The person who says ‘I’ll get through this’, ‘I just need to work harder’ and many more mantras to get through a difficult situation in life may find this article resonates with them. The expression ‘be strong’ or ‘I must be strong’ are fantastic attributes to getting through life and have probably got you through school, tricky relationships, difficult situations at work and even family situations. However there can be times when ‘be strong’ doesn’t seem to be working as well as it used to. Being strong has a sense of sturdiness, unbreakable, the capacity to withstand any thing life may throw at you. This strength in one’s character is very worthwhile and enables you to carry on, dig deep and work twice as hard but it is the consequences to your psychological wellbeing that could be at stake.
When the harder you work at ‘being strong’ has a consequence of feeling overwhelmed, exhausted, high anxiety and even starting to control your everyday behaviour or patterns of doing things in your schedule then your body is telling you it’s had enough.
The question I ask you is ‘What’s behind the need to be so determined at being strong to the world?’
‘I had to be in my family’
‘I needed to be to get on in life’
‘I must not let people down’
‘You can’t hurt me.’
These could be some of the answers to your strength and you will notice the urgency, the responsibility and drive these possible responses have. The weight that can be carried, withstood in a ‘be strong’ character can catch up with you later in life. Being strong worked for you in the past and got you through some tough situations; it can be an invaluable tool now with what’s happening in your world. However, the strength can take over how you feel. The need to protect can make you lose sight of what’s being protected. When you were younger you had little power in your life but the one thing you owned was your strength. This was all you had to trade with yourself then, ‘If I’m strong now I will get through this for later’ and it worked then so it must work all the time. I always say to my clients ‘knowledge is power’… so ask yourself this?
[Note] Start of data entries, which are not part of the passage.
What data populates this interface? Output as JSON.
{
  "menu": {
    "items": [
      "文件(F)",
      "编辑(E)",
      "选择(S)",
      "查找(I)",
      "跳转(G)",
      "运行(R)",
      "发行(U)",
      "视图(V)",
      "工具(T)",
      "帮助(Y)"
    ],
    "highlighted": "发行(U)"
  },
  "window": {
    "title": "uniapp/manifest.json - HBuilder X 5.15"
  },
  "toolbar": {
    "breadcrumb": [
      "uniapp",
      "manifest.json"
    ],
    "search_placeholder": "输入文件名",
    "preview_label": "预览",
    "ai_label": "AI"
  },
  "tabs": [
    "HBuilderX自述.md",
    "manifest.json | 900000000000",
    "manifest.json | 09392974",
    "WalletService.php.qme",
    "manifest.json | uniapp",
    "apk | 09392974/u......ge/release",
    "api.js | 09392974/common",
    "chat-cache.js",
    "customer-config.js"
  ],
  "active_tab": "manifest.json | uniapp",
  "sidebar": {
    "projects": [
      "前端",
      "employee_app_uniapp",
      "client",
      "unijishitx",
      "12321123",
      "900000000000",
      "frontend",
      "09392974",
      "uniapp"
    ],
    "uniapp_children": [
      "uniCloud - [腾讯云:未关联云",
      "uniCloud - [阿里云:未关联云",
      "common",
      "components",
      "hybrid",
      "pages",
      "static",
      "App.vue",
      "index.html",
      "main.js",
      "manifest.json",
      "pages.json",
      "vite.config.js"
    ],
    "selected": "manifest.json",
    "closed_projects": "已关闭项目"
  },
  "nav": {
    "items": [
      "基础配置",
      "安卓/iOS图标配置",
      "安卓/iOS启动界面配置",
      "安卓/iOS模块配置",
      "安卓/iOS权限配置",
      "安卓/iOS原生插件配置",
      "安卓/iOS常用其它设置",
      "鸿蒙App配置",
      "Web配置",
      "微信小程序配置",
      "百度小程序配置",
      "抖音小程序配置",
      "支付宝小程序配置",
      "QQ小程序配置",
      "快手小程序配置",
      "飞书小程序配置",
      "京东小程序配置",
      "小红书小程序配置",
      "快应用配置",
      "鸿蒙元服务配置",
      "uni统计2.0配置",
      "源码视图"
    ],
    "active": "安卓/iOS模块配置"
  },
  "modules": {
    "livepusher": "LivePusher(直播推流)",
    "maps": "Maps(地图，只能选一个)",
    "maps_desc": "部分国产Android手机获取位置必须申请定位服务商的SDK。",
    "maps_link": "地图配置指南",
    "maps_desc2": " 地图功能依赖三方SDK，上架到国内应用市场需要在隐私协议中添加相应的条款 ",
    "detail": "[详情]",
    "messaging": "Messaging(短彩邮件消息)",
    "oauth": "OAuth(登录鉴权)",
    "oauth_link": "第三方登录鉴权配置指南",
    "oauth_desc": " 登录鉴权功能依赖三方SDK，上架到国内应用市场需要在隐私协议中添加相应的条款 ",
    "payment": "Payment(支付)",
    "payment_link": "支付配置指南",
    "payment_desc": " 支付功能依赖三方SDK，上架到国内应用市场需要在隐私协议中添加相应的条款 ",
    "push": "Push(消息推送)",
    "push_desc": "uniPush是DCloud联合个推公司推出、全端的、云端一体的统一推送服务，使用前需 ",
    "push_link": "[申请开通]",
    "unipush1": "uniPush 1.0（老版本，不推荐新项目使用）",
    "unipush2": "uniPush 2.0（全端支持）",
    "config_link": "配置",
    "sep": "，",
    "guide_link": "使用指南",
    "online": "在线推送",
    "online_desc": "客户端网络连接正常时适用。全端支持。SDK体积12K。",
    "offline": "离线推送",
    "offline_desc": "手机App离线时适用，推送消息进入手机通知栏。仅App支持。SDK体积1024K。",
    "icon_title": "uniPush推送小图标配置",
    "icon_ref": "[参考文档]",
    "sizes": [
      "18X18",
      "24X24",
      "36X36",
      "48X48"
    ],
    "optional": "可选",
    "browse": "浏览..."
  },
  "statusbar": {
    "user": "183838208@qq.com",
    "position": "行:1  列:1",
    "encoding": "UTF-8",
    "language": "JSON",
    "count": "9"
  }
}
What did I sacrifice, hide, put away to enable my strength to be the priority?
This hidden or ignored part is the vulnerable. It’s the part that wants protecting and it’s the part that is wrapped up in emotions, feelings that have sadness and fear of losing hope.
Hurting is painful, suffering can be unbearable and sadness can be lonely.
You may have found yourself thinking, ‘If I’m strong, I will not feel any of this and I will keep myself safe’. It has worked in the past and can work now but there is a psychological cost to you by ignoring what’s behind the need to be strong all those years ago and now.
As a psychotherapist working with past, present and future can sometimes be part of the sessions case by case. Supporting clients can often reveal psychological hurt behind the feelings of being overwhelmed, exhaustion and high anxiety. How the defence of ‘be strong’ came about, and why it’s the go to position now when life gets tough. You could find jumping ‘to be strong’ in situations in life when you don’t have to as there are other tools out there or it’s a mechanism so well used its on auto drive.
Here’s a little exercise, make a fist and place it on your heart tapping it against your chest three times saying … ‘I’m strong’. Now open your hand to a palm and keep it over your heart and for about a minute just have a little conversation with your self-answering these questions:
- ‘If I don’t I will ………………
- I feel………………….
This is the searching part for the feeling; it could take a while for it to surface but this is the moment you give yourself permission to feel. As I said earlier ‘knowledge is power’. Knowing what’s behind your strength, your need to protect is where you start to understand yourself and accept the vulnerable part of you. Knowledge is power and the power to see behind what you are being strong against. What may have seemed like a weakness as a child, to feel and get hurt, as an adult you have a right to feel and own your feelings because then you can nurture them and look after you. Be strong and get to know yourself a little bit more so you can remember what you are actually protecting, your wellbeing.